Static Modeling Language

The Static Modeling Language (SML) is a restricted variant of the built-in dynamic modeling language. Models written in the static modeling language can result in better inference performance (more inference operations per second and less memory consumption), than the full built-in modeling language, especially for models used with iterative inference algorithms like Markov Chain Monte Carlo or particle filtering.

A function is identified as using the static modeling language by adding the static annotation to the function. For example:

@gen (static) function foo(prob::Float64)
    z1 = @trace(bernoulli(prob), :a)
    z2 = @trace(bernoulli(prob), :b)
    z3 = z1 || z2
    z4 = !z3
    return z4
end

After running this code, foo is a Julia value whose type is a subtype of StaticIRGenerativeFunction, which is a subtype of GenerativeFunction.

Static Computation Graphs

Using the static annotation instructs Gen to statically construct a directed acyclic graph for the computation represented by the body of the function. For the function foo above, the static graph looks like:

example static computation graph

In this graph, oval nodes represent random choices, square nodes represent Julia computations, and diamond nodes represent arguments. The light blue shaded node is the return value of the function. Having access to the static graph allows Gen to generate specialized code for Updating traces that skips unecessary parts of the computation. Specifically, when applying an update operation, the graph is analyzed, and each value in the graph identified as having possibly changed, or not. Nodes in the graph do not need to be re-executed if none of their input values could have possibly changed. Also, even if some inputs to a generative function node may have changed, knowledge that some of the inputs have not changed often allows the generative function being called to more efficiently perform its update operation. This is the case for functions produced by Generative Function Combinators.

You can plot the graph for a function with the static annotation if you have PyCall installed, and a Python environment that contains the graphviz Python package, using, e.g.:

using PyCall
@pyimport graphviz
using Gen: draw_graph
draw_graph(foo, graphviz, "test")

This will produce a file test.pdf in the current working directory containing the rendered graph.

Restrictions

First, the definition of a (static) generative function is always expected to occur as a top-level definition (aka global variable); usage in non–top-level scopes is unsupported and may result in incorrect behavior.

Next, in order to be able to construct the static graph, Gen restricts the permitted syntax that can be used in functions annotated with static. In particular, each statement in the body must be one of the following:

@param theta::Float64
  • An assignment, with a symbol or tuple of symbols on the left-hand side, and a Julia expression on the right-hand side, which may include @trace expressions, e.g.:
mu, sigma = @trace(bernoulli(p), :x) ? (mu1, sigma1) : (mu2, sigma2)
  • A top-level @trace expression, e.g.:
@trace(bernoulli(1-prob_tails), :flip)

All @trace expressions must use a literal Julia symbol for the first component in the address. Unlike the full built-in modeling-language, the address is not optional.

  • A return statement, with a Julia expression on the right-hand side, e.g.:
return @trace(geometric(prob), :n_flips) + 1

The functions are also subject to the following restrictions:

  • Default argument values are not supported.

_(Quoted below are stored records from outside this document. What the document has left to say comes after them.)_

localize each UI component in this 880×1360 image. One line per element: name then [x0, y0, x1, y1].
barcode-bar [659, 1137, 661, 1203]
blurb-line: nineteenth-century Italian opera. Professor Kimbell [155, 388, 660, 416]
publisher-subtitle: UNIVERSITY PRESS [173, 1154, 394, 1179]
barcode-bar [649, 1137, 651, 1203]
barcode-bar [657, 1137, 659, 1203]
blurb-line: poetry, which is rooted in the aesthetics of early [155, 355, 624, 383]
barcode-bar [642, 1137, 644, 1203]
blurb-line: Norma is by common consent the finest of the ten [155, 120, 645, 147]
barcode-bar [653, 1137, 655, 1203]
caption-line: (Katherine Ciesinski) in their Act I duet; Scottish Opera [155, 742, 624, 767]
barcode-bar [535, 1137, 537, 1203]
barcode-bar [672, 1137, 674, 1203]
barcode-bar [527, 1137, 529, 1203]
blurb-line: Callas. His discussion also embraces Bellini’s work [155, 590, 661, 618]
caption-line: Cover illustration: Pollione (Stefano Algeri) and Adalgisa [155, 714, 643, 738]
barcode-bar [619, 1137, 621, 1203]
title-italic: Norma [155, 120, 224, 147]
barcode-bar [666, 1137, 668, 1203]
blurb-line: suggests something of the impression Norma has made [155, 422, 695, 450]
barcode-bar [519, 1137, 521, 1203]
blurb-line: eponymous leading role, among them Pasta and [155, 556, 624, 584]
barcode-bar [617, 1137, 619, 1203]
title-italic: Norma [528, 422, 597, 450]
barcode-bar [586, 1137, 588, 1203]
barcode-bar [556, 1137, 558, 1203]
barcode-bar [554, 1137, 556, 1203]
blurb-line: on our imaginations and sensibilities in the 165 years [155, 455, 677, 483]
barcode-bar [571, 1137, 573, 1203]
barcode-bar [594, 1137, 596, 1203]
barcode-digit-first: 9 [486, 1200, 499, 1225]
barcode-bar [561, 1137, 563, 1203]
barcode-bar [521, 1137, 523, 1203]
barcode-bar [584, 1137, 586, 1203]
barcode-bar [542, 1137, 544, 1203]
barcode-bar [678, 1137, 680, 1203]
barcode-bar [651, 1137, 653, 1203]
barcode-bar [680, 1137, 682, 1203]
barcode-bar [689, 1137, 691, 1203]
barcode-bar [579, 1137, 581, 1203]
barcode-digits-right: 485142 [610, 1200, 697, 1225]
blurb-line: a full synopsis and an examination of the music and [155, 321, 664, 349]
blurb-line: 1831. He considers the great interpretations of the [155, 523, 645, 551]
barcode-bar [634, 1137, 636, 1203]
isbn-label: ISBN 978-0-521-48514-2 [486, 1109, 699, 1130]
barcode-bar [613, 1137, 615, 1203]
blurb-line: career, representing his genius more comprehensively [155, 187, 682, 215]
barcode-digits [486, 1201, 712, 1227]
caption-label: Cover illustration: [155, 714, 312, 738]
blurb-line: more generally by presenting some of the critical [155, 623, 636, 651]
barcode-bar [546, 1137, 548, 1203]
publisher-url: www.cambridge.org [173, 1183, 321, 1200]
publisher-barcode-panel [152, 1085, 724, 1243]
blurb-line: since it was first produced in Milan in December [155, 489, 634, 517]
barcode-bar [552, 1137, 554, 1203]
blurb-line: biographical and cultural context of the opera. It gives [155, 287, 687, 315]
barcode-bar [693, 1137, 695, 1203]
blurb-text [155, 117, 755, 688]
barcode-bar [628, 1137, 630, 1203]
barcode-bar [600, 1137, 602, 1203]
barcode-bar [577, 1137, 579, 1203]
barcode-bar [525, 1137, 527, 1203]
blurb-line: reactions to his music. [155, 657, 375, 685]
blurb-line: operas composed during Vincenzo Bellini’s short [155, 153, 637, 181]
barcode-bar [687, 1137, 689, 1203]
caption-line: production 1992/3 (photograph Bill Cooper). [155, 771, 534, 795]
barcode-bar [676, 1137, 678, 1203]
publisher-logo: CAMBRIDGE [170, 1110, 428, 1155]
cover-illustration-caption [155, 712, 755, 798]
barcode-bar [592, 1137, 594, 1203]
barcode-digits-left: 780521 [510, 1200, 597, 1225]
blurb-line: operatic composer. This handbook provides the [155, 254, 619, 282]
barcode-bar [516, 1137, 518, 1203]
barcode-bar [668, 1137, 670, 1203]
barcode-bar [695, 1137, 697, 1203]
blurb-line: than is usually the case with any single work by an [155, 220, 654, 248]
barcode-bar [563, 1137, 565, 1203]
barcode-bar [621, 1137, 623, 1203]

  • Constructing named or anonymous Julia functions (and closures) is not allowed.

  • List comprehensions with internal @trace calls are not allowed.

  • Splatting within @trace calls is not supported

  • Generative functions that are passed in as arguments cannot be traced.

  • For composite addresses (e.g. :a => 2 => :c) the first component of the address must be a literal symbol, and there may only be one statement in the function body that uses this symbol for the first component of its address.

  • Julia control flow constructs (e.g. if, for, while) cannot be used as top-level statements in the function body. Control flow should be implemented inside either Julia functions that are called, or other generative functions.

Certain loop constructs can be implemented using Generative Function Combinators instead. For example, the following loop:

for (i, prob) in enumerate(probs)
    @trace(foo(prob), :foo => i)
end

can instead be implemented as:

@trace(Map(foo)(probs), :foo)

Loading generated functions

Once a (static) generative function is defined, it can be used in the same way as a non-static generative function. In previous versions of Gen, the @load_generated_functions macro had to be called before a function with a (static) annotation could be used. This macro is no longer necessary, and will be removed in a future release.

Performance tips

For better performance when the arguments are simple data types like Float64, annotate the arguments with the concrete type. This permits a more optimized trace data structure to be generated for the generative function.

Caching Julia values

By default, the values of Julia computations (all calls that are not random choices or calls to generative functions) are cached as part of the trace, so that Updating traces can avoid unecessary re-execution of Julia code. However, this cache may grow the memory footprint of a trace. To disable caching of Julia values, use the function annotation nojuliacache (this annotation is ignored unless the static function annotation is also used).